Regia di Terence Davies vedi scheda film
TFF 33 – Festa Mobile
In occasione dell’assegnazione del “Gran Premio Torino”, Terence Davies presenta il suo ultimo lavoro.
Regista tutto d’un pezzo, uno dei pochi che non gira a gettone, propone un melodramma storico come non se ne fanno più.
Difficile rimanere distaccati dalle vicende narrate, ma all’interno della sua filmografia dubito figurerà tra i suoi più celebrati lavori.
Inizio del ‘900, la famiglia Guyhrie è controllata, e maltrattata, dal suo patriarca (Peter Mullan), tanto religioso, quanto violento.
Sua figlia Chris (Agyness Deyn) cresce nel dolore e da questo si rafforza, tanto da divenire donna sicura di se e trovare anche in Ewan (Kevin Guthrie) il grande amore della vita.
Poi però sopraggiunge la guerra, Ewan va a combattere al fronte e per entrambi sarà tutto diverso.

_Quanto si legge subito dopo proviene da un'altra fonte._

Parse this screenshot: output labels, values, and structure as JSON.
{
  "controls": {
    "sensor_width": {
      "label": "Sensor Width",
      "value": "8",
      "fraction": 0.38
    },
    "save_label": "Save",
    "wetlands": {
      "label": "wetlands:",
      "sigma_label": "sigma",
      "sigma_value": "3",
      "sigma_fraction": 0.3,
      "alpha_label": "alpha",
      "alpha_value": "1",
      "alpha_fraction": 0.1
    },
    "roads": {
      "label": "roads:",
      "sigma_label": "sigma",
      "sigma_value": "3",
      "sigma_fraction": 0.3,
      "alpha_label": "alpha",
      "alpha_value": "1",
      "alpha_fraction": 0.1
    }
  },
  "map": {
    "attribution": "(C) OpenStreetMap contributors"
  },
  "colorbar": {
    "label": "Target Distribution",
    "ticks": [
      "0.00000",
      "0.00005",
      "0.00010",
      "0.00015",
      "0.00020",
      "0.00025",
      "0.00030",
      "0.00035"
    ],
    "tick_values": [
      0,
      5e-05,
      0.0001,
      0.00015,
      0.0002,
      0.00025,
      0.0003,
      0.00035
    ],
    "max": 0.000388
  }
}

Nessuna sorpresa, un pizzico di (inevitabile?) retorica ed una confezione sopraffina, questi gli elementi salienti del nuovo film di Terence Davies.
Una storia dura, anzi durissima, un padre/marito che diventa un vero e proprio padre-padrone, con una ferrea contraddizione tra la sua fede cristallina ed i suoi modi brutali che lo portano a minacciare il figlio di castrarlo qualora quest’ultimo gli disubbidisca.

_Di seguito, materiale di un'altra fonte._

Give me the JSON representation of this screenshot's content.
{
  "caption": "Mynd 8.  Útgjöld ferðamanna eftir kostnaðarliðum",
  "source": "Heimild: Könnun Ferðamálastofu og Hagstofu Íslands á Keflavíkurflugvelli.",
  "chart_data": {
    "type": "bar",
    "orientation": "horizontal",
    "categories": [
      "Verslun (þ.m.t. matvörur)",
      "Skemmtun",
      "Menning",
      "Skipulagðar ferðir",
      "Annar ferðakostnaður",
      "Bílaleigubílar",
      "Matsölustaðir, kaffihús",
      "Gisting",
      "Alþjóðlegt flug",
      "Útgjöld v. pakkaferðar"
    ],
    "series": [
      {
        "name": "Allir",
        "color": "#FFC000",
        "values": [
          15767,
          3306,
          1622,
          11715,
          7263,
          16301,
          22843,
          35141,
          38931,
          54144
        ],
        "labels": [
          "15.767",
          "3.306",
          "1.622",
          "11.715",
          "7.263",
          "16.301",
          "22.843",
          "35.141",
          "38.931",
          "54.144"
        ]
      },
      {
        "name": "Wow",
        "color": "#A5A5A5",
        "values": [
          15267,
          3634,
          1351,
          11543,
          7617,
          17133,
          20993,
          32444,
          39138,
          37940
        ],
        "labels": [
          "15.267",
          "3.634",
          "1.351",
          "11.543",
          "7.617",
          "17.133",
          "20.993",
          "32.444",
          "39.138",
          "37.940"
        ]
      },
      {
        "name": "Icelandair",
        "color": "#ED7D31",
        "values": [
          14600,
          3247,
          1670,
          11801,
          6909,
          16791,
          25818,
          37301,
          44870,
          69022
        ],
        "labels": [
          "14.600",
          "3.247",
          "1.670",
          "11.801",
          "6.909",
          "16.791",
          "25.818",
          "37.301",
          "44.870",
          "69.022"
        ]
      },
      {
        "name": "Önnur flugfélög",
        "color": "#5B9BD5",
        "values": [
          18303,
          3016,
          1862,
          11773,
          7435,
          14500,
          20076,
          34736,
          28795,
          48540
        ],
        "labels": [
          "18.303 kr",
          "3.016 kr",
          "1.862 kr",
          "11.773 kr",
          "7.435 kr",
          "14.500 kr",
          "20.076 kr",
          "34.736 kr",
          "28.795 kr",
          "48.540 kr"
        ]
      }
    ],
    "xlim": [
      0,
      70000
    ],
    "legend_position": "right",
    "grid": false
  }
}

In parallelo parte, e prende forma, la principale evoluzione del personaggio di Chris, ragazza tanto bella quanto intelligente, che saprà prendere le redini della sua vita, fare scelte difficili e conquistare l’autonomia così come l’amore.
Intorno, grandi riprese naturali, con una solennità che trova il suo culmine in due frangenti cantati, un matrimonio ed in sintesi un funerale, che appaiono sapientemente lancinanti.
In detrazione invece, a parte un passo un po’ troppo lento (135 minuti non sembrano forse tantissimi, ma si tende ad eccedere), la trasformazione di Ewan con al seguito le conseguenze che sembrano troppo nette; probabilmente sarebbe servito un passaggio dedicato al personaggio sul fronte per renderle più percettibili.
Invece la concentrazione rimane sempre puntata su Chris, a Terence Davies va dato il merito di aver scovato Agyness Deyn, tanto forte quanto candida, quasi una gemma capace di donare tutta se stessa e rimanendo sul cast Peter Mullan è semplicemente superbo nel tratteggiare la brutalità cristiana d’altri tempi del suo personaggio.
“Sunset song” è un film composito, che sa come tratteggiare gli eventi, così come tutto ciò che ruota loro attorno, forse un po’ disomogeneo nei tempi e negli spazi che regala a personaggi e passaggi, forse un po’ sacrificato da una visione festivaliera che richiede tempi di acquisizione più stretti.
Per me non è una visione imprescindibile, ma non mi sentirei di sconsigliarlo, soprattutto ai nostalgici dei melò vecchio stampo.